[Ardour-Users] Analog synths (was: Ardour-Users Digest, Vol 167, Issue 13)

Gordonjcp gordonjcp at gjcp.net
Fri Dec 22 16:45:21 PST 2017


On Fri, Dec 22, 2017 at 10:53:27PM +0100, David Kastrup wrote:
> Adriano Petrosillo <ampetrosillo at gmail.com> writes:
> 
> >> We don't need analogue synths any more.  They were a shitty solution
> >> to a problem we no longer have.  It's better to do it all digitally.
> >
> > Oscillators may be relatively easy to model.
> 
> Sine is easy to do "correct" in the digital domain.  But everything else
> is much much more complicated than one would think because of the
> interaction with the antialiasing and interpolating filters and the
> sampling.
> 

It's not that hard to do.  Polybleps are probably the simplest way to do
antialiasing, and provide perfectly acceptable performance - in
isolation you may hear a little aliasing in pathological cases but in a
mix it disappears.

> > It's quite hard to recreate the character certain filters have, on the
> > other hand. When you push filters into non-linear operation, they do
> > not behave as in the textbooks.  Can you do this digitally? Of course
> > you can, provided you put in the effort, you have the CPU power to
> > model their behaviour well enough, etc.
> 
> Again, nonlinearities have large interactions with sampling frequencies
> and their interpolating filters.
> 
> Even if you want to do this "exactly", it is a whole lot of effort.  It
> may be easier to do this in a seriously oversampled domain and apply
> low-order lowpass filtering on the signals.

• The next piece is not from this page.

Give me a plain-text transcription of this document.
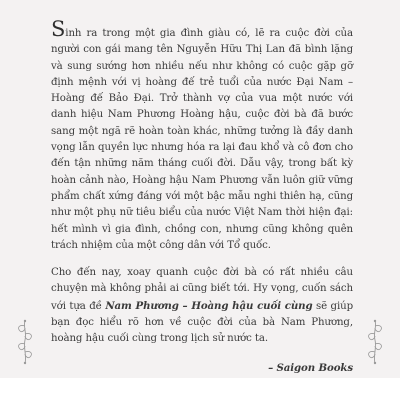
Sinh ra trong một gia đình giàu có, lẽ ra cuộc đời của người con gái mang tên Nguyễn Hữu Thị Lan đã bình lặng và sung sướng hơn nhiều nếu như không có cuộc gặp gỡ định mệnh với vị hoàng đế trẻ tuổi của nước Đại Nam – Hoàng đế Bảo Đại. Trở thành vợ của vua một nước với danh hiệu Nam Phương Hoàng hậu, cuộc đời bà đã bước sang một ngã rẽ hoàn toàn khác, những tưởng là đầy danh vọng lẫn quyền lực nhưng hóa ra lại đau khổ và cô đơn cho đến tận những năm tháng cuối đời. Dẫu vậy, trong bất kỳ hoàn cảnh nào, Hoàng hậu Nam Phương vẫn luôn giữ vững phẩm chất xứng đáng với một bậc mẫu nghi thiên hạ, cũng như một phụ nữ tiêu biểu của nước Việt Nam thời hiện đại: hết mình vì gia đình, chồng con, nhưng cũng không quên trách nhiệm của một công dân với Tổ quốc.

Cho đến nay, xoay quanh cuộc đời bà có rất nhiều câu chuyện mà không phải ai cũng biết tới. Hy vọng, cuốn sách với tựa đề Nam Phương – Hoàng hậu cuối cùng sẽ giúp bạn đọc hiểu rõ hơn về cuộc đời của bà Nam Phương, hoàng hậu cuối cùng trong lịch sử nước ta.

– Saigon Books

Exactly, but why bother?  The filters don't sound *that* different.  You
can accurately model different types of filters but no-one will ever
hear a difference for the most part.  One trick that *is* worth doing is
introducing a bit of the audio-rate distortion that Sallen-Key filters
like the Korg MS20 filters suffer from, which gives that nice "twin
peaks" resonance as it pulls itself out of tune.

Back in the day, there was this craze for building TB303 clones where
people obsessed about getting exactly the right kind of shitty 1980s
floor-sweepings transistors for the filter, and all they'd go on about
was how exact the filter was (bonus prize for saying it's 18dB/octave
response, which is so astonishingly wrong you could probably start a
religion around it).  Every single one of these clones "improved" the
VCO (losing the character of the badly-done squarewave) and "improved"
the envelope (totally losing the point of the entire project).  But hey,
they sure did spend a lot of time on that filter.

Everyone seems to miss this important point.  The oscillators and
filters don't really contribute much to the overall sound, they just
make a beeping noise.  It's how you modulate them that governs how
synthesizers sound.  That's why it's difficult to accurately model an
existing synthesizer - a sawtooth is a sawtooth is a sawtooth, but the
way the envelopes respond is absolutely crucial.


> Oh, and seriously?  Never ever ever ever reply to a digest, particularly
> not quoting the _whole_ _darn_ _digest_ at the bottom.  Your quotation
> of the entire digest will appear as part of the next digest.  And
> imagine someone then doing the same?

This list is mercifully free of such nonsense.